I want to change my old mobile with a new one, I searched and I found oneplus 7 pro has a good quality/price ratio. I also found that there is an official version of /e/ and lineage for this phone. Now I’m undecided, when i will buy it, what os do you suggest?
I don’t need micro g or anything like that, i want to be as far as possible to google. Now I’m using lineage and it works great but I don’t like the google ping thing. I heard also about graphene but I won’t buy a google phone

I would only suggest a OnePlus 7 if you want a better camera to take pics and also if you desire AMOLED screens. Otherwise you can go with cheaper phones.

Since you mentioned that you want to get away from Google, I recommend /e/ which is designed specifically for that purpose. Before you make your decision read through the forum for this particular brand to know what issues others have encountered, how they solved them, etc. The community seems pretty active and you may want to ask you own questions, or check for other devices in case you’re still on the fence about OnePlus 7.

Just so you know you can purchase directly from them with /e/ installed out of the box, although the selection is very limited.

Keep in mind that /e/ and LOS are still based on Android, so they heavily rely on Google. It is like using a Chromium fork instead of using Chromium or Chrome directly – even if the name differs, the core is still from Google.

Last year, we checked /e/ (including two follow-ups) and their OS wasn’t fully de-googled: https://infosec-handbook.eu/tags/e-foundation/

Unfortunately, /e/ never replied to any of our e-mails and we didn’t want to create an account on their GitLab instance, so we didn’t communicate with /e/ directly. Therefore, some findings were “closed” by them without really being fixed from our perspective.

2 Likes

Yes, it was an excellent review and I don’t trust /e/ to be fully de-googled even today. But I still think they are making great progress with that goal in mind (shown in the three reviews you made), whereas the development for Lineage is aimed towards customization and not necessarily privacy nor security.

Device support for Lineage is voluntary, and I already had a couple of devices that were suddenly left out without any updates.
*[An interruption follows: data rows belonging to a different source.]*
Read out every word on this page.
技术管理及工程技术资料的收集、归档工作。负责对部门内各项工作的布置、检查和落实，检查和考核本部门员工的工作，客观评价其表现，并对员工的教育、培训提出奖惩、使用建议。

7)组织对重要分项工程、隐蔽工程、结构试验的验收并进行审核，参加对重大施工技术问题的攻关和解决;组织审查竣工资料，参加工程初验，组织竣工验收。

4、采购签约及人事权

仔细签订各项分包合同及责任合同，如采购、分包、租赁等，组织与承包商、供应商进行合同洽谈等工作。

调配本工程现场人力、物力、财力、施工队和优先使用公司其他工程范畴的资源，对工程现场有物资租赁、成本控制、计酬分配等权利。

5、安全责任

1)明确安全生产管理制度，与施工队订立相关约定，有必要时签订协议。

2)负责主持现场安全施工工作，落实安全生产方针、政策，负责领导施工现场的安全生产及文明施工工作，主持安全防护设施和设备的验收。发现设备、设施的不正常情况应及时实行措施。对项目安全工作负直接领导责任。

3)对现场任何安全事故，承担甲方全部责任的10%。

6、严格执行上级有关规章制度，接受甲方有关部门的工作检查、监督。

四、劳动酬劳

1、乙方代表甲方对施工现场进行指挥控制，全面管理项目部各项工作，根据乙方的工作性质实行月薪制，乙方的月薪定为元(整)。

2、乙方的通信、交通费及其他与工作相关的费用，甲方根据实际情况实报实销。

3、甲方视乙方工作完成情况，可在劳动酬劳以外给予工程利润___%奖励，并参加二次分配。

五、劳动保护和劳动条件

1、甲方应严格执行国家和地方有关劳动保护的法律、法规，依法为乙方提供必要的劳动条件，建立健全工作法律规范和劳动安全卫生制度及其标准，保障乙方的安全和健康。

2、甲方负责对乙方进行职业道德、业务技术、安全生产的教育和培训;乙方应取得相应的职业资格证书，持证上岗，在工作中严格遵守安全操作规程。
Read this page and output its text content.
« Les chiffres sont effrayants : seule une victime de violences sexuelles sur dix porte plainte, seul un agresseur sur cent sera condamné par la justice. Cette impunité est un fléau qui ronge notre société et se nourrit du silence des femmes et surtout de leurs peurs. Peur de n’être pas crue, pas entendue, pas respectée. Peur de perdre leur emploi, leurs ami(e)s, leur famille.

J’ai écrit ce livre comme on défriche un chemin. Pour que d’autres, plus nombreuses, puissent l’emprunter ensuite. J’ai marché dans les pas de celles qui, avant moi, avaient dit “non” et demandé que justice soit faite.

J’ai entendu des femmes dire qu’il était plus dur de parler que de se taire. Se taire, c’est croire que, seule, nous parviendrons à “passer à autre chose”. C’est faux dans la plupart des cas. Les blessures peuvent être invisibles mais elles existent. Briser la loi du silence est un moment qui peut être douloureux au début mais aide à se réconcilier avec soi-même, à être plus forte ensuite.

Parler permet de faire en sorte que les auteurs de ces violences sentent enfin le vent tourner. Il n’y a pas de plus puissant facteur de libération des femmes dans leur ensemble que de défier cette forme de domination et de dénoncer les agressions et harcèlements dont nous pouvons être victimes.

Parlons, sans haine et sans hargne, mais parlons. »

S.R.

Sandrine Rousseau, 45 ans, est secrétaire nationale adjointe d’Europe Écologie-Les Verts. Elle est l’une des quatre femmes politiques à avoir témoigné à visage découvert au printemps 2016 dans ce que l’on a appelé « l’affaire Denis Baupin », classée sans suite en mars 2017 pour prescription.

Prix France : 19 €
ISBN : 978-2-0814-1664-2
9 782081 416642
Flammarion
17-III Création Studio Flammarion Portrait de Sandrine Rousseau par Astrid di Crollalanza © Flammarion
So the whole point of ‘giving your device a new life’ is completely lost. With /e/ there’s a company behind it and is less likely to happen, in my experience, which is another reason I recommend them over Lineage.

Is it because you don’t want your money to go to Google, or what?

In that case, buying one used already would normally not result into G getting a cut or something depending on who/what you buy it.
For modern smartphones, As far I know, they are not really a lot of ¨install what you want¨ ones which allows you from to select an android Rom apart the Fairphone as far I know. I’ve heard that the G phones are actually one of the more open for custom roms and operating systems from the Android Lineup, so this explains the current status about Graphene OS.

There, of course, Still the way of installing a GNU/Linux operating system, but those are still at their debut, and suffer obviously from security, usability and support issues at this current early stage.

From a security perspective, buying a used phone is potentially dangerous because you do not know the extent of modifications done on the phone on its software side. Has the firmware been tampered with? Are there rootkits running?

One could leave malware on the phone and resell it to the used market in hopes of getting sensitive info from bank apps, email, etc. The same could be done to a new phone but it requires specifically targeting a person to make more sense.

Well, Since you will COMPLETELY change the current rom to another one, this should mitigate a lot the risks, especially when it’s not even Android based.
But still, resilient rootkits do exist as you say.

There are many components in everybody’s smartphone that run their own firmware and operating system. You don’t update or change this firmware when you switch your Android ROM (which uses the application processor). Therefore, these components could run malicious code. Besides, these components sometimes run outdated and vulnerable firmware.